Friday, 25 February 2011 15:03 Thomas Miller
Surya Subedi, the United Nations special rapporteur for human rights, said he was encouraged after a 10-day fact-finding visit to the Kingdom, but urged the government to hasten reforms in a number of areas.
Subedi focused his fourth trip to Cambodia on parliament, saying that the peace process set in motion by the Paris Peace Accords “cannot be regarded as complete until the democratic institutions created under the Constitution are able to work effectively and independently”.
Subedi said he was “encouraged by the realisation on the part of the government” that there is a need to address problems in the judiciary, the issue of freedom of expression and with the numerous land disputes across the country.
In a sign that Subedi has retained a measure of goodwill from the government, Council of Ministers spokesman Phay Siphan characterised the visit as “very fruitful” and the relationship between the special rapporteur and the government as a “partnership”.
“We shared with him [that] we understand the concern about the judiciary system,” Phay Siphan said. “The government already [stated] its own concern already, but we need time for people to understand the law, implement the law and enforce the law.”
Nevertheless Subedi expressed particular concern for issues related to land and housing, freedom of expression and the overall process of democratic reform.
“One of the messages that I have been trying to convey for some time is to accelerate the process of reform and the democratisation process.”
Subedi urged the government to completely decriminalise defamation and falsification of information. “Criticism is not a crime but an exercise of freedom of conscience, an act of intelligence,” he said.
He also said he was concerned “by the use of the crime of incitement against human rights defenders”, a charge that has been brought in multiple land disputes.
Subedi said the draft NGO law was unnecessary based on his review of current laws. “Strictly speaking as a lawyer, a new law is not legally required,” he said, echoing concerns raised by donors and NGOs.
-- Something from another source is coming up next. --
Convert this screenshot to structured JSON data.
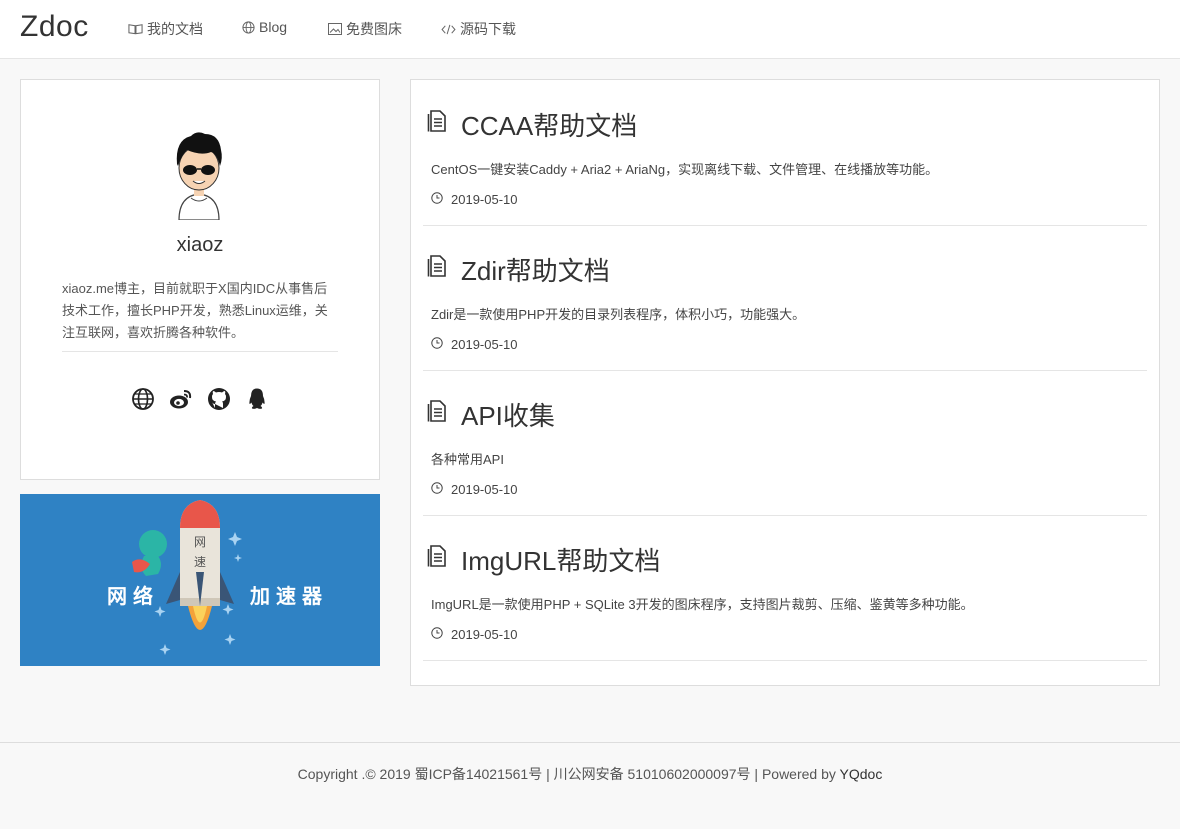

He said however it was the government’s prerogative to pass legislation, and urged them to consult widely and bring the law in line with international human rights obligations.
“That should be a matter for debate and dialogue and consultation and I hope that the Ministry of Interior will engage in wider consultation to make sure that the law conforms to international standards.”
Subedi defended the local Office of the High Commissioner for Human Rights, which the government said it would close when its mandate expires at the end of the year.
“Many of my government interlocutors have said to me that they value and appreciate the work the office is doing,” he said.